Gartner predicts employee turnover rates will jump 50–75% in the coming year.
We have seen two years of life upended, with many companies realizing the dust isn’t settling where it used to. Now, to fill five openings you’ll rotate through eight (or more) hires. And at any given time at least half of your team is fielding other options.
So, what’s the strategy that keeps existing employees engaged while making sure your new hires stick?
The linchpin is shockingly simple: start saying “thank you.”
This is about gratitude. Studies show that 75% of employees who don’t feel appreciated will look for another job. As it turns out, building a culture of genuine gratitude is the ultimate retention hack.
Why Does Gratitude Work?
Gratitude is priceless. However, as organizational psychologist Adam Grant put it: “The point of gratitude is not just to feel it; it’s to show it.”

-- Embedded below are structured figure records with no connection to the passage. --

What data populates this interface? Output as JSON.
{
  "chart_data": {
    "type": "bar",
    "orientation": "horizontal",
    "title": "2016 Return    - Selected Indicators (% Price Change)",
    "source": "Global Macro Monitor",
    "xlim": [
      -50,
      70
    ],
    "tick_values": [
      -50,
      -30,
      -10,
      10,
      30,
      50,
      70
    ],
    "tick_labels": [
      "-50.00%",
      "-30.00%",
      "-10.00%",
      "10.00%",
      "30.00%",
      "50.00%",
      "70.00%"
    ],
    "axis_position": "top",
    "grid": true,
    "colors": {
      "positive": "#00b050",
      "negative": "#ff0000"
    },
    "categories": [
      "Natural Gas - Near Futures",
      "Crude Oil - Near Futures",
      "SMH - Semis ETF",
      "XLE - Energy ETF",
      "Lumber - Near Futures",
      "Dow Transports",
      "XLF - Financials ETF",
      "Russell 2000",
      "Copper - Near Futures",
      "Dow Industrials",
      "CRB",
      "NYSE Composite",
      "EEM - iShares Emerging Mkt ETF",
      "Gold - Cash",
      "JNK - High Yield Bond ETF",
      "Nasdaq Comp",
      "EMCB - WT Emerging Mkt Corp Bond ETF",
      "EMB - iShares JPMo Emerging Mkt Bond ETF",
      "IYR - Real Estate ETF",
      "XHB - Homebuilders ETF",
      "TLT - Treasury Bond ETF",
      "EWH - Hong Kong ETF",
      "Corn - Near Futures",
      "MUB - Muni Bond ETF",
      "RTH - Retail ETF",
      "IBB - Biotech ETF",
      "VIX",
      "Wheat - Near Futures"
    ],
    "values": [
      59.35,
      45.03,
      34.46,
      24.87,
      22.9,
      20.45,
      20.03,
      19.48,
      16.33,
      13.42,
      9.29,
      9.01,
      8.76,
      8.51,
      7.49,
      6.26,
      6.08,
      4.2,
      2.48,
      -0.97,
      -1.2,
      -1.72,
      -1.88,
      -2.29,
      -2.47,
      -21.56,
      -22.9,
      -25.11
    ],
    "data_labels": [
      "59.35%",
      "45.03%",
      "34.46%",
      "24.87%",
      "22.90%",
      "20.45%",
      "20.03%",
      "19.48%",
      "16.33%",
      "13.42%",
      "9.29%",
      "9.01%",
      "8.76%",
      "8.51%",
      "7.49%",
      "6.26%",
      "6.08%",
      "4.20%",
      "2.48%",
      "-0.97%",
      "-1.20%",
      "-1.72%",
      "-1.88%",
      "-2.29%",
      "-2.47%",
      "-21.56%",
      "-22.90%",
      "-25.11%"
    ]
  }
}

In a study, Grant and fellow researchers learned that even a simple expression of thanks by leaders made people more likely to go the extra mile.
A recent study revealed that:
- 93% of people who felt valued at work were more motivated
- 88% who felt valued were more engaged
- Only 21% who felt valued said they’d be looking for a new job that year
That last statistic should catch your attention because it’s the mirror of what Gartner warned. Instead of 75% heading for the door, over 75% of employees planned to stay because they felt appreciated.
When people feel appreciated, they willingly commit to doing more. They know they’re valued as a person rather than feeling like a faceless cog in a corporate machine. We thrive when we have a deep sense of belonging and purpose.
Gratitude also creates a buffer when times are difficult. (The last two years, anyone?!)
Studies have found that showing gratitude during the good times builds up the relationship “bank” so that when challenges come along, your team has more to draw on to get through.
Here are the brass tacks on expressing gratitude and bolstering retention (without increasing a single line item on your budget).
3 Simple Actions To Express Gratitude
Because gratitude isn’t superfluous to success, simplicity is the best path forward.
Rather than stacking another item on your to-do list, you can look for opportunities to take these three simple actions:
- Send a quick message. Write one handwritten note, email, or message of gratitude per week. Schedule a recurring event on your calendar to send a note of gratitude. When consistent, this weekly five minutes will pay dividends in retention and productivity.
- Be specific. Insincere, check-the-box gratitude is painfully obvious. Instead, thank team members for specific things, telling them precisely how they helped or made you feel.
- Share the spotlight. Add a personal note on your next meeting agenda to show appreciation for someone on your team (or the entire team). Share the spotlight of success with the people who make your success possible.
Gratitude doesn’t have to become a chore. The key is to make it so easy it doesn’t fall through the cracks with your already overflowing schedule.
The Bottom Line On Gratitude
Leaders who can grasp—and genuinely express—gratitude understand the engine that moves their organization.
You know you have a culture of gratitude in place when your team sticks around and output is excellent. This generates real results beyond warm fuzzies.
“Every day we take the time to recognize and acknowledge the things that our team does by showing that we care, and that we appreciate them,” said Sandra Lewis, CEO of Boldly.
“We offer subscription staffing, and last week one team member went out of her way to provide backup for a colleague. It was a real stretch for her! We surprised her with a gift card to express our gratitude.
“When you make gratitude a practice, your team feels valued. That, in turn, creates retention. In fact, according to Great Place To Work, the average tenure of the Boldly team is 2-5 years, which is something to brag about in our field!”
Our words speak gratitude, but our actions speak louder. It’s in the culture, not tacked to the surface.
Saying “thank you” isn’t a cheap trick to get someone to stay on another day. Understand that gratitude is a basic human requirement. Once that makes sense, so does making it the foundation of your culture.